Stover did not specify which year that play occurred. However, Stover motioned in for a designed screen on two plays out of two different formations in the first quarter of Ohio State’s 2022 loss to Michigan, after which the Buckeyes did not run any more screens to Stover for the rest of the game.

Stover played tight end in each of the Buckeyes’ three losses to Michigan in 2021, 2022 and 2023 and was Ohio State’s starter at the position for the latter two years. Connor Stalions, the leader of Michigan’s sign-stealing operation, was on Michigan’s sideline for the 2021 and 2022 games but was not on the sideline for the 2023 game as he resigned from Michigan’s staff after he was publicly identified as the architect of Michigan’s sign-stealing scheme last October.

The conversation about Michigan started with Locker asking Stover if he had watched “Untold: Sign Stealer,” the Netflix documentary featuring Stalions, to which Stover gave a blunt response.

“No, I knew enough about that bullshit as it was,” Stover said.

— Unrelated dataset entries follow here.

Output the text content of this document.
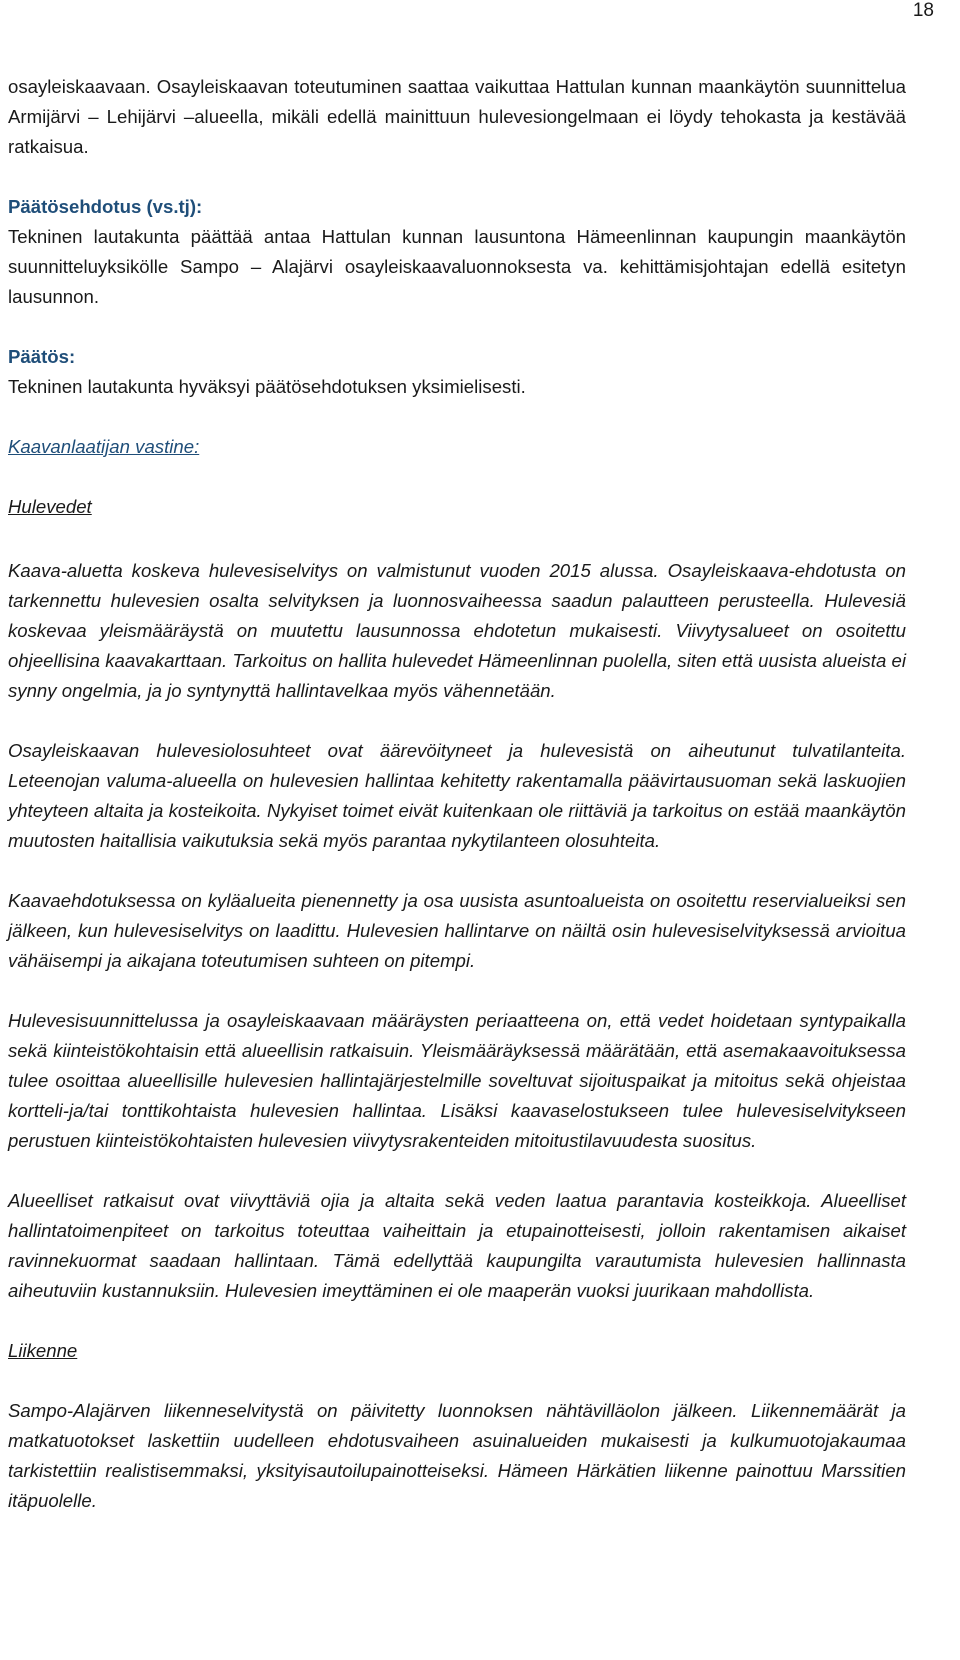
18

osayleiskaavaan. Osayleiskaavan toteutuminen saattaa vaikuttaa Hattulan kunnan maankäytön suunnittelua Armijärvi – Lehijärvi –alueella, mikäli edellä mainittuun hulevesiongelmaan ei löydy tehokasta ja kestävää ratkaisua.

Päätösehdotus (vs.tj):

Tekninen lautakunta päättää antaa Hattulan kunnan lausuntona Hämeenlinnan kaupungin maankäytön suunnitteluyksikölle Sampo – Alajärvi osayleiskaavaluonnoksesta va. kehittämisjohtajan edellä esitetyn lausunnon.

Päätös:

Tekninen lautakunta hyväksyi päätösehdotuksen yksimielisesti.

Kaavanlaatijan vastine:

Hulevedet

Kaava-aluetta koskeva hulevesiselvitys on valmistunut vuoden 2015 alussa. Osayleiskaava-ehdotusta on tarkennettu hulevesien osalta selvityksen ja luonnosvaiheessa saadun palautteen perusteella. Hulevesiä koskevaa yleismääräystä on muutettu lausunnossa ehdotetun mukaisesti. Viivytysalueet on osoitettu ohjeellisina kaavakarttaan. Tarkoitus on hallita hulevedet Hämeenlinnan puolella, siten että uusista alueista ei synny ongelmia, ja jo syntynyttä hallintavelkaa myös vähennetään.

Osayleiskaavan hulevesiolosuhteet ovat äärevöityneet ja hulevesistä on aiheutunut tulvatilanteita. Leteenojan valuma-alueella on hulevesien hallintaa kehitetty rakentamalla päävirtausuoman sekä laskuojien yhteyteen altaita ja kosteikoita. Nykyiset toimet eivät kuitenkaan ole riittäviä ja tarkoitus on estää maankäytön muutosten haitallisia vaikutuksia sekä myös parantaa nykytilanteen olosuhteita.

Kaavaehdotuksessa on kyläalueita pienennetty ja osa uusista asuntoalueista on osoitettu reservialueiksi sen jälkeen, kun hulevesiselvitys on laadittu. Hulevesien hallintarve on näiltä osin hulevesiselvityksessä arvioitua vähäisempi ja aikajana toteutumisen suhteen on pitempi.

Hulevesisuunnittelussa ja osayleiskaavaan määräysten periaatteena on, että vedet hoidetaan syntypaikalla sekä kiinteistökohtaisin että alueellisin ratkaisuin. Yleismääräyksessä määrätään, että asemakaavoituksessa tulee osoittaa alueellisille hulevesien hallintajärjestelmille soveltuvat sijoituspaikat ja mitoitus sekä ohjeistaa kortteli-ja/tai tonttikohtaista hulevesien hallintaa. Lisäksi kaavaselostukseen tulee hulevesiselvitykseen perustuen kiinteistökohtaisten hulevesien viivytysrakenteiden mitoitustilavuudesta suositus.

Alueelliset ratkaisut ovat viivyttäviä ojia ja altaita sekä veden laatua parantavia kosteikkoja. Alueelliset hallintatoimenpiteet on tarkoitus toteuttaa vaiheittain ja etupainotteisesti, jolloin rakentamisen aikaiset ravinnekuormat saadaan hallintaan. Tämä edellyttää kaupungilta varautumista hulevesien hallinnasta aiheutuviin kustannuksiin. Hulevesien imeyttäminen ei ole maaperän vuoksi juurikaan mahdollista.

Liikenne

Sampo-Alajärven liikenneselvitystä on päivitetty luonnoksen nähtävilläolon jälkeen. Liikennemäärät ja matkatuotokset laskettiin uudelleen ehdotusvaiheen asuinalueiden mukaisesti ja kulkumuotojakaumaa tarkistettiin realistisemmaksi, yksityisautoilupainotteiseksi. Hämeen Härkätien liikenne painottuu Marssitien itäpuolelle.
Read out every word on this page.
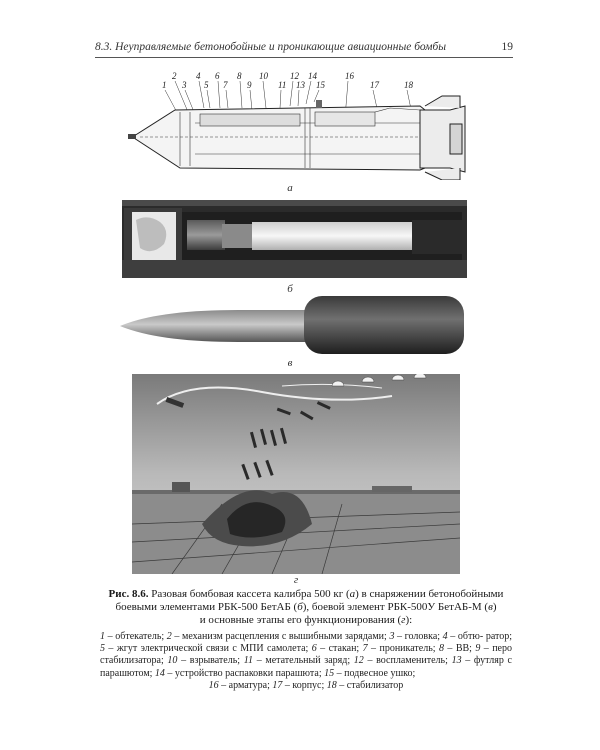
8.3. Неуправляемые бетонобойные и проникающие авиационные бомбы	19
1
2
3
4
5
6
7
8
9
10
11
12
13
14
15
16
17	18
а
б
в
г
Рис. 8.6. Разовая бомбовая кассета калибра 500 кг (а) в снаряжении бетонобойными
боевыми элементами РБК-500 БетАБ (б), боевой элемент РБК-500У БетАБ-М (в)
и основные этапы его функционирования (г):
1 – обтекатель; 2 – механизм расцепления с вышибными зарядами; 3 – головка; 4 – обтю- ратор; 5 – жгут электрической связи с МПИ самолета; 6 – стакан; 7 – проникатель; 8 – ВВ; 9 – перо стабилизатора; 10 – взрыватель; 11 – метательный заряд; 12 – воспламенитель; 13 – футляр с парашютом; 14 – устройство распаковки парашюта; 15 – подвесное ушко;
16 – арматура; 17 – корпус; 18 – стабилизатор
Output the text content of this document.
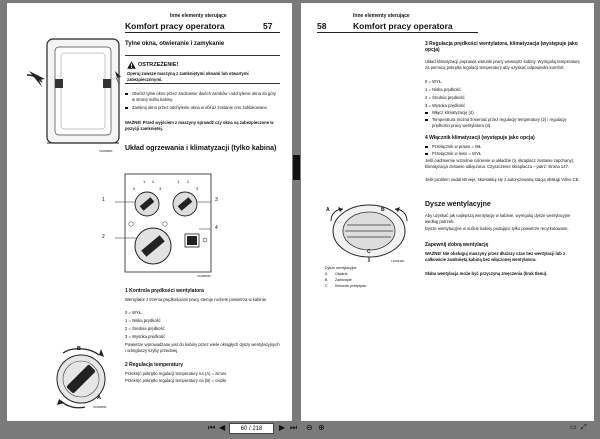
Inne elementy sterujące
Komfort pracy operatora	57
V1009961
Tylne okna, otwieranie i zamykanie
OSTRZEŻENIE!
Operuj zawsze maszyną z zamkniętymi oknami lub otwartymi zabezpieczonymi.
Otwórz tylne okno przez zwolnienie dwóch zamków i odchylenie okna do góry w stronę sufitu kabiny.
Zamknij okno przez odchylenie okna w dół aż zostanie ono zablokowane.
WAŻNE! Przed wyjściem z maszyny sprawdź czy okna są zabezpieczone w pozycji zamkniętej.
Układ ogrzewania i klimatyzacji (tylko kabina)
1
2
3
4
0
1 2
3
1 2
3
V1085059
1 Kontrola prędkości wentylatora
Wentylator z trzema prędkościami pracy steruje ruchem powietrza w kabinie.
0 = WYŁ.
1 = Niska prędkość
2 = Średnia prędkość
3 = Wysoka prędkość
Powietrze wprowadzane jest do kabiny przez wiele okrągłych dyszy wentylacyjnych i odmglaczy szyby przedniej.
2 Regulacja temperatury
Przekręć pokrętło regulacji temperatury na (A) = zimno
Przekręć pokrętło regulacji temperatury na (B) = ciepło
B
A
V1009051
58
Inne elementy sterujące
Komfort pracy operatora
3 Regulacja prędkości wentylatora, klimatyzacja (występuje jako opcja)
Układ klimatyzacji poprawia warunki pracy wewnątrz kabiny. Wyreguluj temperaturę za pomocą pokrętła regulacji temperatury aby uzyskać odpowiedni komfort.
0 = WYŁ.
1 = Niska prędkość
2 = Średnia prędkość
3 = Wysoka prędkość
Włącz klimatyzację (4).
Temperatura można zmieniać przez regulację temperatury (2) i regulację prędkości pracy wentylatora (3).
4 Włącznik klimatyzacji (występuje jako opcja)
Przełącznik w prawo = WŁ
Przełącznik w lewo = WYŁ
Jeśli nadmiernie wzrośnie ciśnienie w układzie (tj. skraplacz zostanie zapchany), klimatyzacja zostanie odłączona. Czyszczenie skraplacza – patrz: strona 147.
Jeśli problem nadal istnieje, skontaktuj się z autoryzowaną stacją obsługi Volvo CE.
A	B
C
L1009150
Dysze wentylacyjne
A Otwarte
B Zamknięte
C Kierunek przepływu
Dysze wentylacyjne
Aby uzyskać jak najlepszą wentylację w kabinie, wyreguluj dysze wentylacyjne według potrzeb.
Dysze wentylacyjne w suficie kabiny podające tylko powietrze recyrkulowane.
Zapewnij dobrą wentylację
WAŻNE! Nie obsługuj maszyny przez dłuższy czas bez wentylacji lub z całkowicie zamkniętą kabiną bez włączonej wentylatora.
Słaba wentylacja może być przyczyną zmęczenia (brak tlenu).
⏮ ◀	60 / 218	▶ ⏭ ⊖ ⊕	▭ ⤢
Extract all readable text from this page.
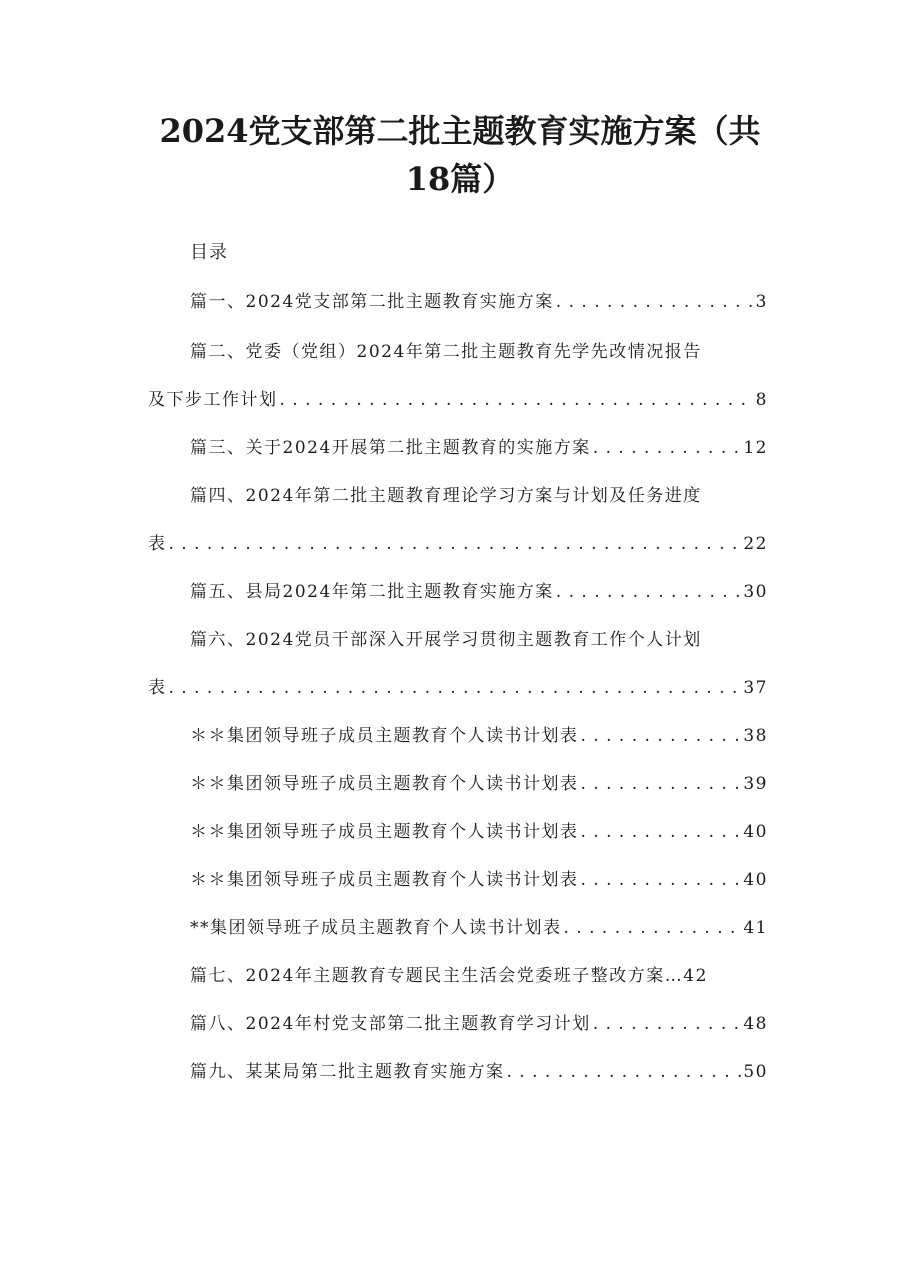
2024党支部第二批主题教育实施方案（共
18篇）
目录
篇一、2024党支部第二批主题教育实施方案 . . .	3
篇二、党委（党组）2024年第二批主题教育先学先改情况报告
及下步工作计划 . . .	8
篇三、关于2024开展第二批主题教育的实施方案 . . .	12
篇四、2024年第二批主题教育理论学习方案与计划及任务进度
表 . . .	22
篇五、县局2024年第二批主题教育实施方案 . . .	30
篇六、2024党员干部深入开展学习贯彻主题教育工作个人计划
表 . . .	37
＊＊集团领导班子成员主题教育个人读书计划表 . . .	38
＊＊集团领导班子成员主题教育个人读书计划表 . . .	39
＊＊集团领导班子成员主题教育个人读书计划表 . . .	40
＊＊集团领导班子成员主题教育个人读书计划表 . . .	40
**集团领导班子成员主题教育个人读书计划表 . . .	41
篇七、2024年主题教育专题民主生活会党委班子整改方案…42
篇八、2024年村党支部第二批主题教育学习计划 . . .	48
篇九、某某局第二批主题教育实施方案 . . .	50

Asked if he could hate Michigan any more than he already does, Stover said that’s “not possible” and said he will be rooting for Texas to beat Michigan this weekend “for sure.” Stover acknowledged, however, that he didn’t have any bragging rights over Michigan due to the Wolverines’ three straight wins against the Buckeyes.

“I don’t have a lot of room to talk. I didn’t do much. They beat us,” Stover said.

The NCAA issued a formal Notice of Allegations to Michigan on Aug. 25, giving Michigan 90 days to respond to the NCAA’s findings. While the full Notice of Allegations has not been released publicly, ESPN’s Pete Thamel and Dan Murphy reported in early August that the NOA accused Stalions, current Michigan head coach Sherrone Moore, former Michigan head coach Jim Harbaugh and former Michigan staffers Chris Partridge and Denard Robinson of Level I violations resulted to the sign-stealing operation. Moore reportedly faces a potential suspension and show-cause penalty after deleting a thread of 52 text messages with Stalions on the same day in October 2023 that Stalions was publicly identified for his role in the sign-stealing operation.

While sign stealing in itself is not a violation of NCAA rules, Michigan allegedly violated NCAA rules by sending scouts to opponents’ games to film opponents’ signals, both actions that are prohibited by the NCAA. The NCAA told the Big Ten in November it “knew and could prove” that Stalions “coordinated a vast off-campus, in-person advance scouting scheme involving a network of individuals” and that “he and others acting at his direction video recorded signs used by future university opponents while attending the opponents’ games in person.”